I must admit, I have a love/hate relationship with Glee, Fox’s breakout musical comedy-drama hit about a high school Glee Club. While I thoroughly enjoy most of the musical numbers and a good segment of the underlying themes, the series has had more than one moment that left me rolling my eyes (from the writing and lack of depth in exploring certain issues to its use of stereotypes and its choice of certain songs, the latter of which I wouldn’t want my three-years-from-high-school-age daughter anywhere near, heh).

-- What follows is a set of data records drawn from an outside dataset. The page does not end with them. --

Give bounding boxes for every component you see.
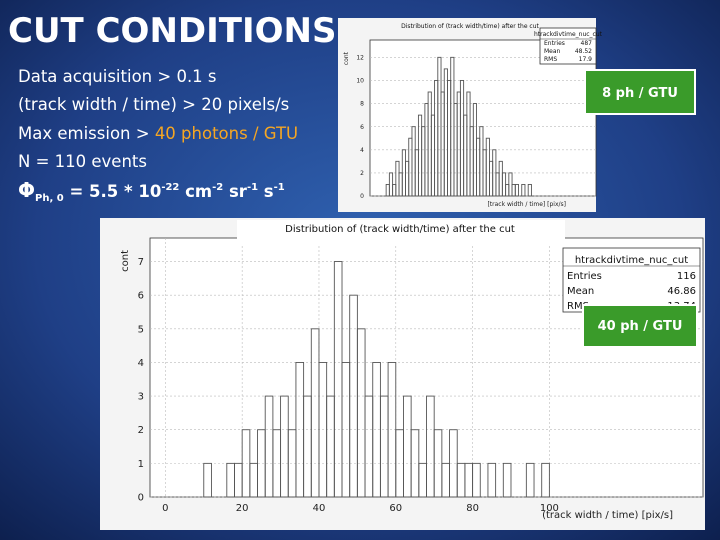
y-axis-label: cont (343, 51, 350, 65)
large-chart: 0 1 2 3 4 5 6 7 0 20 40 60 80 100 cont (track width / t… (100, 218, 705, 530)
small-chart: 0 2 4 6 8 10 12 cont [track width / time] [pix/s… (338, 18, 603, 212)
y-tick-label: 10 (356, 78, 364, 85)
y-tick-label: 4 (138, 358, 144, 369)
y-tick-label: 1 (138, 459, 144, 470)
conditions: Data acquisition > 0.1 s (track width / … (18, 67, 298, 204)
stats-value: 487 (581, 40, 593, 47)
f: = 5.5 * 10 (64, 182, 162, 201)
x-tick-label: 0 (162, 503, 168, 514)
condition: (track width / time) > 20 pixels/s (18, 95, 289, 114)
y-tick-label: 0 (360, 193, 364, 200)
label: 8 ph / GTU (602, 86, 678, 101)
bar (203, 462, 212, 498)
stats-key: Mean (544, 48, 561, 55)
f: sr (223, 182, 248, 201)
f: -22 (161, 182, 179, 193)
condition: Max emission > 40 photons / GTU (18, 124, 298, 143)
f: Ph, 0 (35, 193, 64, 204)
chart-title: Distribution of (track width/time) after… (401, 23, 539, 30)
stats-value: 17.9 (579, 56, 593, 63)
stats-name: htrackdivtime_nuc_cut (534, 31, 603, 38)
y-tick-label: 2 (360, 170, 364, 177)
f: -1 (247, 182, 258, 193)
highlight: 40 photons / GTU (155, 124, 298, 143)
stats-value: 48.52 (575, 48, 592, 55)
stats-key: Entries (567, 271, 602, 282)
stats-key: RMS (567, 301, 589, 312)
f: -1 (274, 182, 285, 193)
bar (521, 183, 526, 197)
label: 40 ph / GTU (598, 319, 683, 334)
f: Φ (18, 178, 35, 202)
condition-text: Max emission > (18, 124, 155, 143)
caption-box (237, 220, 565, 245)
stats-key: RMS (544, 56, 557, 63)
bar (514, 183, 519, 197)
label-box (582, 304, 698, 348)
y-tick-label: 5 (138, 324, 144, 335)
bar (472, 462, 481, 498)
f: s (258, 182, 274, 201)
y-tick-label: 2 (138, 425, 144, 436)
f: -2 (212, 182, 223, 193)
x-axis-label: [track width / time] [pix/s] (487, 201, 566, 208)
y-tick-label: 8 (360, 101, 364, 108)
stats-key: Entries (544, 40, 565, 47)
bar (502, 462, 512, 498)
bar (525, 462, 535, 498)
condition: Data acquisition > 0.1 s (18, 67, 217, 86)
bar (541, 462, 550, 498)
x-tick-label: 20 (236, 503, 249, 514)
formula: ΦPh, 0 = 5.5 * 10-22 cm-2 sr-1 s-1 (18, 178, 285, 204)
y-tick-label: 6 (138, 291, 144, 302)
bar (527, 183, 532, 197)
y-tick-label: 3 (138, 392, 144, 403)
y-axis-label: cont (120, 250, 131, 272)
stats-name: htrackdivtime_nuc_cut (575, 255, 688, 266)
x-tick-label: 60 (389, 503, 402, 514)
stats-value: 46.86 (667, 286, 696, 297)
y-tick-label: 7 (138, 257, 144, 268)
label-box (584, 69, 696, 115)
stats-box (539, 27, 597, 65)
y-tick-label: 4 (360, 147, 364, 154)
stats-key: Mean (567, 286, 594, 297)
stats-box (562, 247, 701, 313)
x-tick-label: 80 (466, 503, 479, 514)
y-tick-label: 0 (138, 493, 144, 504)
y-tick-label: 12 (356, 54, 364, 61)
x-axis-label: (track width / time) [pix/s] (542, 510, 673, 521)
x-tick-label: 100 (540, 503, 559, 514)
bar (487, 462, 497, 498)
x-tick-label: 40 (313, 503, 326, 514)
chart-title: Distribution of (track width/time) after… (285, 224, 515, 235)
y-tick-label: 6 (360, 124, 364, 131)
condition: N = 110 events (18, 152, 147, 171)
stats-value: 116 (677, 271, 696, 282)
f: cm (179, 182, 212, 201)
slide-title: CUT CONDITIONS (8, 11, 336, 51)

But "Mash-Up" is an exceptional episode, and I really resonate with the idea that the path we walk in life and who we are is determined by the series of choices we make. It's an idea that runs throughout the series and a theme I appreciate in other good stories as well. But I particularly appreciated the effect this truth has on Finn. The power of that truth on him came less from its revelation (which everything around him tells him to reject) than that it is someone he respects and admires who reveals it to him. Schuester is older and more experienced than Finn, and he’s has been down Finn’s road; he speaks with authority and Finn knows he has his best interest in mind. Often, it is extremely difficult to accept a truth that seems to run counter to our immediate situation unless we have had experience to the contrary and know it to be true—or, like Finn, someone we regard with trust reveals that truth to us.

This conversation not only causes Finn to reevaluate how he’s been thinking and the choices he’s making, but also changes his vision of how things could be. Later, he goes to football coach Ken Tanaka and has this conversation:
Finn: I’m the quarterback, right? The leader.

Tanaka: Sure.

Finn: Well, all this stuff about having to choose between Glee and football is making it hard for me to lead. Leaders are supposed to see things that other guys don’t. Right? Like, they can imagine a future where things are better. Like, Thomas Jefferson or that kid from the Terminator movies.

The coach looks up at him, and Finn sits down across from him.

Finn: I see a future where…

He pauses.

Finn: …it’s cool to be in Glee Club. Where you can play football and sing and dance and no one gets down on you for it. Where the more different you are, the better.

The coach looks back at Finn, silent.

Finn: I guess what I’m trying to say is, I don’t want to have to choose between them anymore. It’s not cool.
After this conversation, Coach Tanaka (who I think gets where Finn is coming just as much or even more than Finn does) rethinks his own thinking and choices, and cancels the practice that was conflicting with Glee. As Finn was invited to change by Schuester, the coach receives the same invitation from Finn. And the school and its students and teachers take a step closer to becoming a better, more just and whole community. (Though I’m sure arch-nemesis Sue Sylvester will continue to make that journey quite challenging).

All this reminded me of Jesus’ call to “repent and believe”—to rethink our thinking as Mark Scandrette puts it in Soul Graffiti, or as Dallas Willard puts it in The Divine Conspiracy, “review your plans for living and base your life on this remarkable new opportunity.” And I love the way this episode explores how the revelation of truth and an invitation to rethink our thinking and embrace a new and remarkable opportunity in light of that truth doesn’t simply change how we think about and act in the present but also how we think about the future. And the choices we make to turn around and walk down another path towards a new and better future we hadn’t contemplated before often can’t help but ripple out into our relationships with others and the world around us. Often our decisions to embrace and base our lives on the kingdom and Jesus’ offer of new life will seep into our relationships with others and move our communities towards something better. That’s the way God designed it, this redemption and salvation of his creation.

So, even though I still have my beefs with Glee, I appreciate this episode and the God-talk it’s brought into these open spaces.